Толстая дворничиха сидела на скамейке под домом. Когда вот так сидит тетя Мотя, отдыхая, и спицы мелькают в ее руках, любит она поговорить. И можно от нее всякого наслушаться.
Ребята подошли.
— Успеем выучить, — сказал Вартан. — Задано мало.
— Я по музыке урок уже выучила, — сообщила Ирка.
— А нам завтра задано идти к зубному врачу, — сказал Юрка.
— Вре-ешь! — испуганно протянула Светка. — А почему я не слышала?
— Болтала, вот и не слышала.
— Я думала, просто ничего не задано, обрадовалась. К зубному врачу-у! — пропищала она. — Врешь ты все! — И уже замахнулась на брата сжатым кулачком.
— Я т-тебе! — погрозила ей спицей тетя Мотя. — Чего не поделили? Балуют вас, как Бее равно принцев каких. Чего вам, в самом-то деле, не хватает? Вот хоть бы Ирочка: сытенькая, здоровенькая, щеки, как яблочки. Ведь это какое же счастье, что дитё такое передо мной! Посмотрю на нее иной раз и так и вижу другую девочку, не намного Ирочки постарше. Стоит закутанная среди сугробов, а морозище — слезы на щеках вмиг в ледяшку. Личико у нее под платком маленькое-маленькое. А глаза… такое в них… и сказать не могу, сколько горя.
— Это где такая девочка? — спросила Ирка.

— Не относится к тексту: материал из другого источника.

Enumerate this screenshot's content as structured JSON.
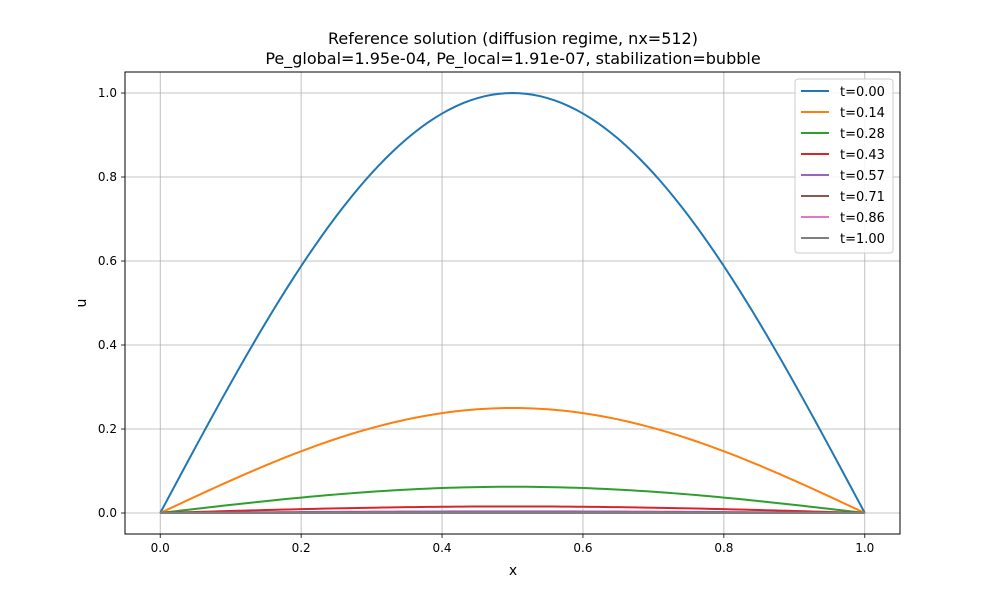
{
  "chart_data": {
    "type": "line",
    "title_line1": "Reference solution (diffusion regime, nx=512)",
    "title_line2": "Pe_global=1.95e-04, Pe_local=1.91e-07, stabilization=bubble",
    "xlabel": "x",
    "ylabel": "u",
    "xlim": [
      -0.05,
      1.05
    ],
    "ylim": [
      -0.05,
      1.05
    ],
    "grid": true,
    "legend_position": "top-right",
    "xticks": [
      0.0,
      0.2,
      0.4,
      0.6,
      0.8,
      1.0
    ],
    "xtick_labels": [
      "0.0",
      "0.2",
      "0.4",
      "0.6",
      "0.8",
      "1.0"
    ],
    "yticks": [
      0.0,
      0.2,
      0.4,
      0.6,
      0.8,
      1.0
    ],
    "ytick_labels": [
      "0.0",
      "0.2",
      "0.4",
      "0.6",
      "0.8",
      "1.0"
    ],
    "curve_shape": "sin(pi*x)",
    "samples": 101,
    "series": [
      {
        "name": "t=0.00",
        "amplitude": 1.0,
        "color": "#1f77b4"
      },
      {
        "name": "t=0.14",
        "amplitude": 0.25,
        "color": "#ff7f0e"
      },
      {
        "name": "t=0.28",
        "amplitude": 0.0625,
        "color": "#2ca02c"
      },
      {
        "name": "t=0.43",
        "amplitude": 0.0156,
        "color": "#d62728"
      },
      {
        "name": "t=0.57",
        "amplitude": 0.0039,
        "color": "#9467bd"
      },
      {
        "name": "t=0.71",
        "amplitude": 0.001,
        "color": "#8c564b"
      },
      {
        "name": "t=0.86",
        "amplitude": 0.0002,
        "color": "#e377c2"
      },
      {
        "name": "t=1.00",
        "amplitude": 0.0001,
        "color": "#7f7f7f"
      }
    ]
  }
}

— Где? В этом самом дворе, у этого самого подъезда, где мы сейчас сидим. Бреду это я с завода, через плечо сумка противогазовая, а в сумке самое что ни на есть ценное — хлеба пайка. Бреду, ноги слабые чуть подымаю.

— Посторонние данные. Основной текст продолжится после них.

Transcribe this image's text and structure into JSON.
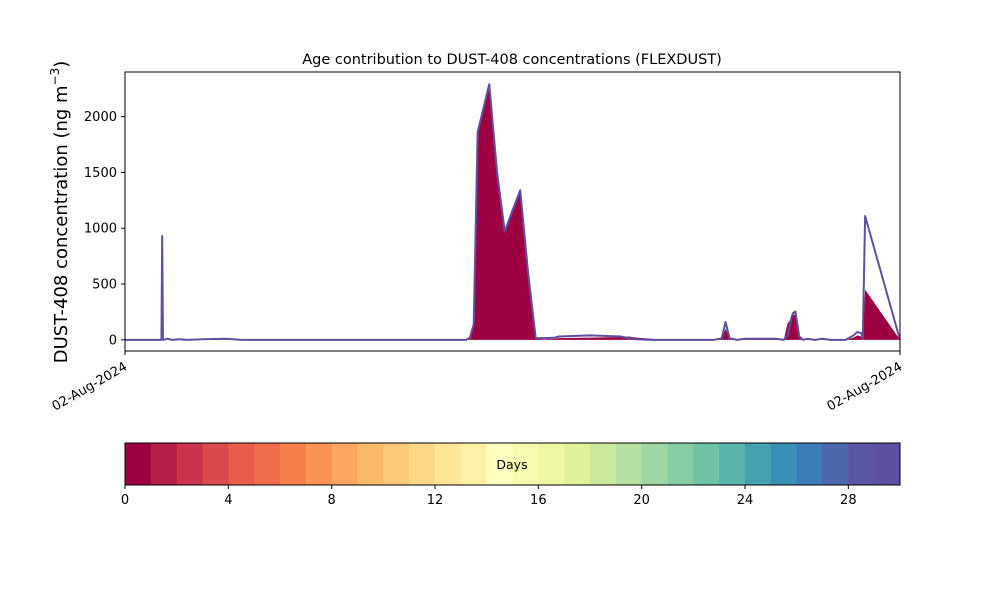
{
  "chart_data": {
    "type": "area",
    "title": "Age contribution to DUST-408 concentrations (FLEXDUST)",
    "ylabel_main": "DUST-408 concentration (ng m",
    "ylabel_sup": "−3",
    "ylabel_close": ")",
    "xlabel": "",
    "x_tick_labels": [
      "02-Aug-2024",
      "02-Aug-2024"
    ],
    "x": [
      0.0,
      0.047,
      0.048,
      0.049,
      0.05,
      0.055,
      0.06,
      0.07,
      0.08,
      0.1,
      0.13,
      0.15,
      0.17,
      0.2,
      0.25,
      0.3,
      0.35,
      0.4,
      0.44,
      0.445,
      0.45,
      0.455,
      0.47,
      0.48,
      0.49,
      0.5,
      0.51,
      0.52,
      0.53,
      0.54,
      0.55,
      0.555,
      0.56,
      0.6,
      0.64,
      0.65,
      0.66,
      0.68,
      0.7,
      0.72,
      0.74,
      0.76,
      0.77,
      0.775,
      0.78,
      0.79,
      0.8,
      0.82,
      0.84,
      0.85,
      0.855,
      0.86,
      0.862,
      0.865,
      0.87,
      0.875,
      0.88,
      0.89,
      0.9,
      0.91,
      0.92,
      0.93,
      0.94,
      0.945,
      0.95,
      0.952,
      0.955,
      1.0
    ],
    "ylim": [
      -100,
      2400
    ],
    "y_ticks": [
      0,
      500,
      1000,
      1500,
      2000
    ],
    "series": [
      {
        "color": "#9e0142",
        "values": [
          0,
          0,
          520,
          0,
          0,
          5,
          0,
          3,
          0,
          3,
          5,
          0,
          0,
          0,
          0,
          0,
          0,
          0,
          0,
          20,
          130,
          1850,
          2280,
          1500,
          960,
          1150,
          1330,
          600,
          10,
          5,
          8,
          10,
          15,
          20,
          25,
          30,
          20,
          10,
          0,
          0,
          0,
          0,
          10,
          100,
          10,
          0,
          5,
          5,
          10,
          0,
          150,
          190,
          220,
          230,
          20,
          0,
          5,
          0,
          5,
          0,
          0,
          0,
          20,
          40,
          30,
          0,
          450,
          0
        ]
      },
      {
        "color": "#5e4fa2",
        "values": [
          0,
          0,
          930,
          0,
          0,
          10,
          0,
          5,
          0,
          5,
          10,
          0,
          0,
          0,
          0,
          0,
          0,
          0,
          0,
          20,
          140,
          1860,
          2290,
          1510,
          970,
          1160,
          1340,
          610,
          15,
          15,
          18,
          20,
          30,
          40,
          30,
          15,
          5,
          0,
          0,
          0,
          0,
          0,
          15,
          160,
          15,
          0,
          10,
          10,
          10,
          0,
          40,
          200,
          240,
          255,
          30,
          0,
          10,
          0,
          10,
          0,
          0,
          0,
          40,
          70,
          60,
          10,
          1110,
          0
        ]
      }
    ],
    "colorbar": {
      "label": "Days",
      "min": 0,
      "max": 30,
      "ticks": [
        0,
        4,
        8,
        12,
        16,
        20,
        24,
        28
      ],
      "colors": [
        "#9e0142",
        "#b51f48",
        "#cb334c",
        "#dc494c",
        "#e65b4b",
        "#f06b4a",
        "#f67e4b",
        "#f99355",
        "#fca761",
        "#fdb96a",
        "#fdca79",
        "#fed889",
        "#fee597",
        "#fff1a8",
        "#fffebe",
        "#f7fbb2",
        "#eef8a3",
        "#dff299",
        "#cbe99d",
        "#b6e0a2",
        "#9ed7a4",
        "#86ccA4",
        "#70c2a5",
        "#5ab4a9",
        "#46a2b0",
        "#3a8fb7",
        "#3a7db8",
        "#4b68ad",
        "#5b55a3",
        "#5e4fa2"
      ]
    }
  }
}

— Заболели? — спросил Коля.
— А все тогда так ходили, милый. С голоду. Еды вовсе не было. Блокада. Слыхали такое слово?
— Я слышал, — сказал Вартан.
— И я по радио слышал, — сказал Коля.
— А мы радио мало слушаем, — бестолковым хором признались близнецы.
— А как это — блокада? — спросила Ирка.
— А вот обступили наш город вражьи дивизии, обложили вокруг, что и заяц не пробежит, и не стало питания. Склады с продовольствием от бомб сгорели… Так вот посмотрела на меня девочка из-под платка, что аж пронзило меня, пошевелила озябшими губенками, голосок чуть слышный. «Тетя Мотя, — говорит, — моя мама за водой пошла и давно нету. Она… в прорубь не упала? Я, — говорит, — хочу пойти поискать и не знаю — куда…» Водопровод-то тогда, само собой, не работал, воду в Невке из проруби брали. «Зачем же, — говорю, — в прорубь? Скажешь тоже!» А про себя думаю: очень даже просто — не в прорубь, так где-нибудь в сугроб от слабости свалится и подняться не сможет. Вот стоим мы друг против друга. И вдруг померещилось мне, что ничего на свете нет — ни города нашего, ничего, одни сугробы, деревья застылые, я да эта махонькая. Взяла я ее за руку и домой к ним повела. Вошли, печурка железная еще теплая, на диване малыш под одеялом спит. День был, а в комнате сумерки: окно-то льдом заросло, свет не пропускает. «Вы посидите со мной?» — спрашивает она тихонько. Села я на стул квашней. Потом полезла в свой противогаз, отщипнула от пайки и в рот положила. А крошка на пол и упади. Девочка сразу на колени, под стол полезла, крошку нашарила и мне подаёт. А сама слюну глотает. «Ах вы, фашисты-гады, — думаю, — будьте вы навеки прокляты, до чего людей довели!» Я тую крошку взяла, а взамен чуток отломила от пайки и ей протянула…
Тетя Мотя замолчала, задумалась.
Ирка давно моргала и швыркала носом. Тут она громко всхлипнула и спросила:
— И что… потом?
— Что ж потом? Ясное дело, мы победили. Фашистов от Ленинграда отогнали, в плен позабирали. Кончилась эта страсть на нашей земле!